Centre for Social Justice (CSJ) associate director Fiona Cunningham expressed doubts over the efficiency of current methods used to evaluate states at high risk of infiltration by human trafficking networks.

She said clarity on this issue is hampered by European authorities’ inadequate data and intelligence.

Cunningham has worked as a special adviser to Home Secretary Theresa May, developing policy on police and immigration reforms and organized crime.

She lobbied to have Britain’s Modern Slavery Bill – the first of its kind in Europe – brought forward. The Modern Slavery Act came into effect in March.

Speaking to RT on Wednesday, Cunningham said Nigeria has been ranked in the “top five high-risk countries” for several years. Other states deemed to be at risk of infiltration by human trafficking networks include Romania, Slovakia, Hungary and Albania, she said.

Cunningham said Europeans’ right to move freely across the European Union (EU) is regularly abused by organized criminal outfits. She said Europe’s 26-state borderless Schengen zone has made the exploitation of vulnerable people easier for these groups.

Cunningham said the root cause of the influx of trafficked people from Nigeria is a special case.

She said that poverty, limited opportunities and political unrest often serve as pull factors for global trafficking networks looking to target people in states like Nigeria.

The trafficking of victims across borders is a highly lucrative and accessible pursuit for criminals. Criminal syndicates, operating these black-market trades, have developed sophisticated business models that often evade detection.

A CSJ study published in April found that European policy geared towards targeting and prosecuting modern slave traders is inadequate.

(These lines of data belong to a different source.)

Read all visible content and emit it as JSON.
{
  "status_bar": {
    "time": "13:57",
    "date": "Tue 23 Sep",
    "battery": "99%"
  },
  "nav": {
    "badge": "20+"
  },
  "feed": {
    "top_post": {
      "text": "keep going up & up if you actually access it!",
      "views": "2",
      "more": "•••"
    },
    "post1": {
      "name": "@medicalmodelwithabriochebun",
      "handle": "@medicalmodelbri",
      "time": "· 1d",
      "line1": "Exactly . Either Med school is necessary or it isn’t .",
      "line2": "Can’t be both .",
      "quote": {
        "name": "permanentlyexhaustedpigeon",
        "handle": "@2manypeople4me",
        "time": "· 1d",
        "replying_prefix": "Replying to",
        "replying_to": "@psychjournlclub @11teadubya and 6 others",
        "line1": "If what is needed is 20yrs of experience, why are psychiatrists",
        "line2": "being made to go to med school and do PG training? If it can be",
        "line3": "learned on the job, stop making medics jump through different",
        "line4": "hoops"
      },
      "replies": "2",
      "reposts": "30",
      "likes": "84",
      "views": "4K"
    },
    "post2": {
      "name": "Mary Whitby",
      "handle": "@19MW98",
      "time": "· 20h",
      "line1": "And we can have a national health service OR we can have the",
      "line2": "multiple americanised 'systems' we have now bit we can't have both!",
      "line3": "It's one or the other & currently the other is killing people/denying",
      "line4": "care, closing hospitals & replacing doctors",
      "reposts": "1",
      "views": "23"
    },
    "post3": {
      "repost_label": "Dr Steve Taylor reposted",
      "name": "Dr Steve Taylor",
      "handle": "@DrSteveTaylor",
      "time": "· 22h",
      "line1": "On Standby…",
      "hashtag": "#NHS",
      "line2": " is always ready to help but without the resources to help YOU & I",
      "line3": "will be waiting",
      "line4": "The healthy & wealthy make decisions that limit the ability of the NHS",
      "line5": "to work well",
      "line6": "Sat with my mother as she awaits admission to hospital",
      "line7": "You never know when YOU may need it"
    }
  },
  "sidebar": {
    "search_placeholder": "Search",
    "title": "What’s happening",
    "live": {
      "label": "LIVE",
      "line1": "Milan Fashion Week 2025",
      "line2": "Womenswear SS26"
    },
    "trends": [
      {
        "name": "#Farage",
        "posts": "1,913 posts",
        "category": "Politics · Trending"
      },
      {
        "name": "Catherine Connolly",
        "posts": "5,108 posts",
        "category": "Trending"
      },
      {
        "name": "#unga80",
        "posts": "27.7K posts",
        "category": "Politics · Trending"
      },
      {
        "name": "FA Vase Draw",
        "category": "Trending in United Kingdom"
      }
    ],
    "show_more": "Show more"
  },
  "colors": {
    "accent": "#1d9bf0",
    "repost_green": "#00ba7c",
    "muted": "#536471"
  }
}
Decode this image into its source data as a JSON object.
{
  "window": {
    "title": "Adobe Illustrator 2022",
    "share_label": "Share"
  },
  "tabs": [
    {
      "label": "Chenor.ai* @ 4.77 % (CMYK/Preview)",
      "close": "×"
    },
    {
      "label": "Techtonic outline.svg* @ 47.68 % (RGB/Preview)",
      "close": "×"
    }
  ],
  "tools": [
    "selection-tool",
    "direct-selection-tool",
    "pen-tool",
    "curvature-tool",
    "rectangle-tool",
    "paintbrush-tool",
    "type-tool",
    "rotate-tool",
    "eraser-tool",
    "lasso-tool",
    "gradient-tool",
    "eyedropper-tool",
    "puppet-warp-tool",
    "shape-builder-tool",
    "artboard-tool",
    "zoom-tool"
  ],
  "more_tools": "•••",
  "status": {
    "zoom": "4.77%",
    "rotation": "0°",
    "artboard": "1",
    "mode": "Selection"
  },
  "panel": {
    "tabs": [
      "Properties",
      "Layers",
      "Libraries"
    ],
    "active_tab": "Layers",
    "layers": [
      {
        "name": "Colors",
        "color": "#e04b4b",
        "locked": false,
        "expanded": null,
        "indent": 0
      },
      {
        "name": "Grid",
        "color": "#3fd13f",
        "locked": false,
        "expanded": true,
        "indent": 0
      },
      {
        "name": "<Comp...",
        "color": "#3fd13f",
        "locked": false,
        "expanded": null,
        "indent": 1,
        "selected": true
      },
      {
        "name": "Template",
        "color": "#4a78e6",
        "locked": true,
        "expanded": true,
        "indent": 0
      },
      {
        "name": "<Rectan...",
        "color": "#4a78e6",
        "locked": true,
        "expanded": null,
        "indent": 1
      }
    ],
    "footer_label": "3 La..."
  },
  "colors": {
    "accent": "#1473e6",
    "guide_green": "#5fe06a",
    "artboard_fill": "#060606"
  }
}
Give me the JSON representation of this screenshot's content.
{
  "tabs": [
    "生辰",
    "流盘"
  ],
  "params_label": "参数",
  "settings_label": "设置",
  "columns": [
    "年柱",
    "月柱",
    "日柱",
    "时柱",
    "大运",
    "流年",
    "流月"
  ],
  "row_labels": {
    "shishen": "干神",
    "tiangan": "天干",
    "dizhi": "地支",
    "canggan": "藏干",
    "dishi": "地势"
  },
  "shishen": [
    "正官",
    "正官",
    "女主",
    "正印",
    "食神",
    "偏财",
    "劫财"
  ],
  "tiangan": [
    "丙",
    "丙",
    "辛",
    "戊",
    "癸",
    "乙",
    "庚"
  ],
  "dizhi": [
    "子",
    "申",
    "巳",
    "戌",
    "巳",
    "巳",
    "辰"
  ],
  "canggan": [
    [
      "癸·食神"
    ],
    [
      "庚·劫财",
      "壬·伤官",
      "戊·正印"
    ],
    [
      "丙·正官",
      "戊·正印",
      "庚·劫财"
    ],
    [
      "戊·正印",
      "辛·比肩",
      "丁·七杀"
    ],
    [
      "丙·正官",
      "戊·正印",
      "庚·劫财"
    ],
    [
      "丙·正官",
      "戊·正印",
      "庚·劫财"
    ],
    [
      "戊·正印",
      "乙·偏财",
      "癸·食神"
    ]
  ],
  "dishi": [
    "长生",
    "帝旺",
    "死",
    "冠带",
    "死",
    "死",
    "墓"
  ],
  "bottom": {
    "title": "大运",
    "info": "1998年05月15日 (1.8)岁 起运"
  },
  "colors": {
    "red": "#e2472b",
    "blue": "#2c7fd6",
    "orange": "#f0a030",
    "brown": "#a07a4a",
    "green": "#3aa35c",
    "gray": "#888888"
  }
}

The report, authored by Cunningham, called on EU law enforcement agencies to do more to tackle the problem.

It called for a comprehensive pan-EU drive by governments and law enforcement authorities to “disrupt and defeat” the international criminal syndicates raking in “multi-million pound profits” from trafficking people into lives of slavery.

Cunningham’s report cast light on the criminal networks sustaining the trade.

It found a large degree of modern slavery across Europe is driven by “Organized Crime Groups (OCGs)” who profit directly from exploiting vulnerable people.

“These highly sophisticated illegal businesses show a detailed understanding of how to avoid detection and prosecution by Europe’s law enforcement agencies,” the CSJ’s report said.

The report also found modern slavery thrives on “modern technology” and the advent of cheap travel.